Java 22: CopyOnWriteArrayList & When It Wins
easy⏱ 5 mincoursejava
The COW strategy
Every add/remove allocates a new array with the change and atomically replaces the reference. Readers holding an old reference finish their iteration unaffected — snapshot semantics, no ConcurrentModificationException. The trade: write cost is O(n) (array copy), memory churn.
When COW wins
Event listeners: registered once, invoked thousands of times per second. Cache snapshots: periodic refresh, constant reads. Observer lists: tiny lists with occasional changes. Rule of thumb: reads > 100x writes.
Iterators are snapshots
A CopyOnWriteArrayList iterator references the backing array at creation time. Subsequent modifications don't affect iteration — and iterator.remove() throws UnsupportedOperationException. For mutation during iteration, use ArrayList + explicit sync, or ConcurrentLinkedQueue.
Build a COW list + crossover calculator
Implement CowList<T> with add, get, snapshot(). Track the total copyCost (sum of sizes at each write) and readCost (number of reads). Find the crossover: at what read:write ratio does COW beat a copy-on-every-read design?

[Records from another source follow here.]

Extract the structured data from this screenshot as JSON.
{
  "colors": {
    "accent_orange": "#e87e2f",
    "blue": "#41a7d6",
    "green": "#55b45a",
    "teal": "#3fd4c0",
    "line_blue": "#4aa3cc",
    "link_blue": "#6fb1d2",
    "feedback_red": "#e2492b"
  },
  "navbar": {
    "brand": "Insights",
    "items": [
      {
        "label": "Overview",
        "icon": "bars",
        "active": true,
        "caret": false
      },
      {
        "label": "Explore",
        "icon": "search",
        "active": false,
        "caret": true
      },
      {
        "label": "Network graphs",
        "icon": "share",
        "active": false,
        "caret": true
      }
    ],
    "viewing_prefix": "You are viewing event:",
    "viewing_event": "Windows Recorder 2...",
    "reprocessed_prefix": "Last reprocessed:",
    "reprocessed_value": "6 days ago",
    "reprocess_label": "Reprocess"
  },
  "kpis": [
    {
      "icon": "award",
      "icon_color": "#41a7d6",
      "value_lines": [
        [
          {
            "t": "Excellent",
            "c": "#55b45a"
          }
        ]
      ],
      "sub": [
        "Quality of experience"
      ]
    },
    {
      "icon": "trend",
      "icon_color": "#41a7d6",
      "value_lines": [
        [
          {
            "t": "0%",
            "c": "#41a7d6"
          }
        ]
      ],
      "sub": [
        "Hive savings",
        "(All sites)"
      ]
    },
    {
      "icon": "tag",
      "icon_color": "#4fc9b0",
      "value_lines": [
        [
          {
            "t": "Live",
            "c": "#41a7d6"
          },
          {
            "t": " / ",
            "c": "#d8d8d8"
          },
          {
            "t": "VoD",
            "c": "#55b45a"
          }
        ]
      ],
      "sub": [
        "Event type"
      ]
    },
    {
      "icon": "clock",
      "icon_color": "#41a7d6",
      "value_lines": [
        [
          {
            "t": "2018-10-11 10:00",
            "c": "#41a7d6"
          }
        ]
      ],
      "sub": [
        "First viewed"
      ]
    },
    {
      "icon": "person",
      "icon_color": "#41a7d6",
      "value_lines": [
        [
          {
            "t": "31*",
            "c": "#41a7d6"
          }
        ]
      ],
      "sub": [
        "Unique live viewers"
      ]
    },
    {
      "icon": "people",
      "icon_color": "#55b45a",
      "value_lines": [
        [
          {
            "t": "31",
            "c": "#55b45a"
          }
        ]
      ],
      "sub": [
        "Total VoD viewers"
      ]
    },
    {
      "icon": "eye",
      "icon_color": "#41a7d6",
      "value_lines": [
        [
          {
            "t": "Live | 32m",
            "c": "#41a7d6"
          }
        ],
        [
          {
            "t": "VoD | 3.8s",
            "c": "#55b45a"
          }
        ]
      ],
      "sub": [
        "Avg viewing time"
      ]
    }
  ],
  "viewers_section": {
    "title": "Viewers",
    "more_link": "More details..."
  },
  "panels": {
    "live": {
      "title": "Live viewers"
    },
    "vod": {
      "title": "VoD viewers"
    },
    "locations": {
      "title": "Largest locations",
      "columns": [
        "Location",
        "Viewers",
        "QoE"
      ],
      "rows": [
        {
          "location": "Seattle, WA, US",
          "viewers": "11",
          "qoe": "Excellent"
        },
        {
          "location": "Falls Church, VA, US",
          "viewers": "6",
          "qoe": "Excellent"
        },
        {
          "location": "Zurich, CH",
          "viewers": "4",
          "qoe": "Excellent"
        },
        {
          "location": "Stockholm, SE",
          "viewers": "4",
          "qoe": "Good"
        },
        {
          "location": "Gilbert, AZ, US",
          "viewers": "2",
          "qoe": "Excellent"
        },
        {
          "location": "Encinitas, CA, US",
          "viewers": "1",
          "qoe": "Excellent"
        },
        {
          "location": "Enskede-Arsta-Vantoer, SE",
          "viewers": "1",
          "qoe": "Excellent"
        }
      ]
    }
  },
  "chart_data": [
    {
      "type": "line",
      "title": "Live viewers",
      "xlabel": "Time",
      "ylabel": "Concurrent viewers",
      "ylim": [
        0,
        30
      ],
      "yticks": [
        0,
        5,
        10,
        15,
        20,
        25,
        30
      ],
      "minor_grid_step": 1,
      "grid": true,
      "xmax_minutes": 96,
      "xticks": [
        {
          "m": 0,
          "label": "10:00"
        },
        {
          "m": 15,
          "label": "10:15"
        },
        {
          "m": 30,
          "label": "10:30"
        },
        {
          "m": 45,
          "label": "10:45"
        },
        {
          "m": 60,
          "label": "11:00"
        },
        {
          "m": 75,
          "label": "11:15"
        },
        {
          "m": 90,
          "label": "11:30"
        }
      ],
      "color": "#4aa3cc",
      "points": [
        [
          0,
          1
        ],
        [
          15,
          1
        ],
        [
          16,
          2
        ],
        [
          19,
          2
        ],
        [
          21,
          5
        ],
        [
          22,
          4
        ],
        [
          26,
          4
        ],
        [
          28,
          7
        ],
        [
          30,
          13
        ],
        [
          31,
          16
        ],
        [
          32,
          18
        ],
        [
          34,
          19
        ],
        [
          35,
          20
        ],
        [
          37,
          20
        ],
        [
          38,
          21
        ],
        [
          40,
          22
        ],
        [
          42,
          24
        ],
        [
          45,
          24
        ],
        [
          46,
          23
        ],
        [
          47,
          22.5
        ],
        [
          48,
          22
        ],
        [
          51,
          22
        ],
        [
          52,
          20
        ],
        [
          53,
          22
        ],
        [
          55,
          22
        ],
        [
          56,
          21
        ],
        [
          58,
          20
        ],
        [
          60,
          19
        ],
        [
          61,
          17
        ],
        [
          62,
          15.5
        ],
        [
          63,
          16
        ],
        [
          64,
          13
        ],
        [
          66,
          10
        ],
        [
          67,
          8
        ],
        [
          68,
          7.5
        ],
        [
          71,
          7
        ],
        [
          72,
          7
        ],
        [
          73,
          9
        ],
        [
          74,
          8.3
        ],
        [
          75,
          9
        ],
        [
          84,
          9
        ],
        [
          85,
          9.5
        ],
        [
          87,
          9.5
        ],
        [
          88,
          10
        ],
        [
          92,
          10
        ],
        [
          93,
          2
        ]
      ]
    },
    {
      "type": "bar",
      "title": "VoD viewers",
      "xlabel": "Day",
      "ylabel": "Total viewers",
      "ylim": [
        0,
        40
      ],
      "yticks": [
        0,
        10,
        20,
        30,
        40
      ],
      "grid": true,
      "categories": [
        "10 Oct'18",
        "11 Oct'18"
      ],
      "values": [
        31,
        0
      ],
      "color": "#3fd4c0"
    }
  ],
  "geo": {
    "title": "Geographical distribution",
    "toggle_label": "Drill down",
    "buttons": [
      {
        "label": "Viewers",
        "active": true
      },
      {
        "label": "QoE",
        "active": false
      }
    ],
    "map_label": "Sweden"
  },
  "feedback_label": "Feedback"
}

COW is almost never the right default
If your write rate is anything beyond occasional, COW will hurt. ConcurrentLinkedQueue is better for high-throughput FIFO. ConcurrentHashMap.newKeySet() is better for concurrent sets. COW is a niche tool — know when to reach for it.
Quiz: Why no ConcurrentModificationException
Why don't COW iterators throw CME? Each iterator holds its own snapshot — the array it sees is immutable to it. Later writes create new arrays; the iterator never sees them.